Asia Coral Protection Pact Seen As Important Step

Date: 19-May-09
Country: INDONESIA
Author: Sunanda Creagh

JAKARTA - A commitment by six Asia-Pacific nations to protect a huge swathe of ecologically rich coral reef is an important step, although the pact is non-binding and key details still need to thrashed out, conservationists said.

Indonesia, Malaysia, East Timor, the Philippines, Papua New Guinea and the Solomon Islands border a stretch of reef known as the Coral Triangle, which contains 76 percent of all known coral species and is a vital tuna spawning ground.

The pact signed during the World Ocean Conference in Manado, Sulawesi, last week includes a commitment to crack down on illegal fishing and pollution, and enforcing new tuna fishing regulations to protect spawning grounds.

"It's non-binding and it's not a treaty but as a commitment to each other it's quite important," said James Leape, international director general of conservation group WWF.

"The most important thing is the political platform that the declaration provides and some were quite explicit about creating new marine protected areas," he said.

Under a summary draft of the agreement seen by Reuters, countries could move to develop and bring in new sustainable fishing laws over the next three years.

The pact also indicates commercial tuna fishing could be curtailed in spawning sites under the agreement.

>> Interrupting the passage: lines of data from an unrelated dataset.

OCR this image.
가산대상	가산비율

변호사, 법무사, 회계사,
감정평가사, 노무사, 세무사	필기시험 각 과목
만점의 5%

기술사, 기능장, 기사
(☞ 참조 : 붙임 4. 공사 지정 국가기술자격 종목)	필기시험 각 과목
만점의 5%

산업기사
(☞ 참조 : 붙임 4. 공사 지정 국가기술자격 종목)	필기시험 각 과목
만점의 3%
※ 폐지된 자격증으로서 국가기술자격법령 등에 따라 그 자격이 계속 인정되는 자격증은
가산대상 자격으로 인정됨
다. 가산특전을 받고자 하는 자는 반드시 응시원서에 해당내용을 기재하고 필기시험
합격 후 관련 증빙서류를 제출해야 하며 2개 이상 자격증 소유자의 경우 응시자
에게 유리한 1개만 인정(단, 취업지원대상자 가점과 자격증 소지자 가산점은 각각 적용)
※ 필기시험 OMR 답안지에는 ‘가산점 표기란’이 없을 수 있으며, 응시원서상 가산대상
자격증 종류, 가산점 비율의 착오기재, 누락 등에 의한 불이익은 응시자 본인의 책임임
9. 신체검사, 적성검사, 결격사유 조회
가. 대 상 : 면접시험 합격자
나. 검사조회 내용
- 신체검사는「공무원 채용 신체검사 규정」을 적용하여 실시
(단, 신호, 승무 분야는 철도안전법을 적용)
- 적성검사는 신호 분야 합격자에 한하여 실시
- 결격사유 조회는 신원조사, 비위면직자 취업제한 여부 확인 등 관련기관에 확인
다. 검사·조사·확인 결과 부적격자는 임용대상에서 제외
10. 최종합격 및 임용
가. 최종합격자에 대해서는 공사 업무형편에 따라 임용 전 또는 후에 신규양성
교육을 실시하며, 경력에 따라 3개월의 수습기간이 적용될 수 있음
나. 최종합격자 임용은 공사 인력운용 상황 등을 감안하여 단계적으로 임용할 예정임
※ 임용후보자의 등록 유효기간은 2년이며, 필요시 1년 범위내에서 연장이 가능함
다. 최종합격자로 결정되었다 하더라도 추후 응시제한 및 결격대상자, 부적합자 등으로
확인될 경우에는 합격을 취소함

In exchange, countries could be compensated either by nations that buy a lot of tuna, such as the United States, or by being allowed to do more fishing in other parts of the Coral Triangle, said a source involved in negotiations who asked not to be named.

"If we can get financial mechanisms to compensate for protecting spawning areas, that would be very exciting," said the source.

An official from the Asian Development Bank (ADB) told the Manado summit on Friday that more than $350 million had been pledged towards the project and the ADB would help countries access funds via the Global Environment Facility, an international body that provides grants for projects.

It remains unclear, however, how countries could enforce the pact in a mostly poor region where illegal fishing is common and law enforcement often weak or non-existent.

The Coral Triangle also faces pressure from climate change and reefs could disappear by the end of this century unless countries slash carbon emissions from their current levels, a report commissioned by the WWF warned last week.

The head of Conservation International welcomed the pact.

"In 30 years of conservation work, I have never seen anything like this: six leaders signing a commitment to protect their marine resources," Peter Seligmann said in a statement.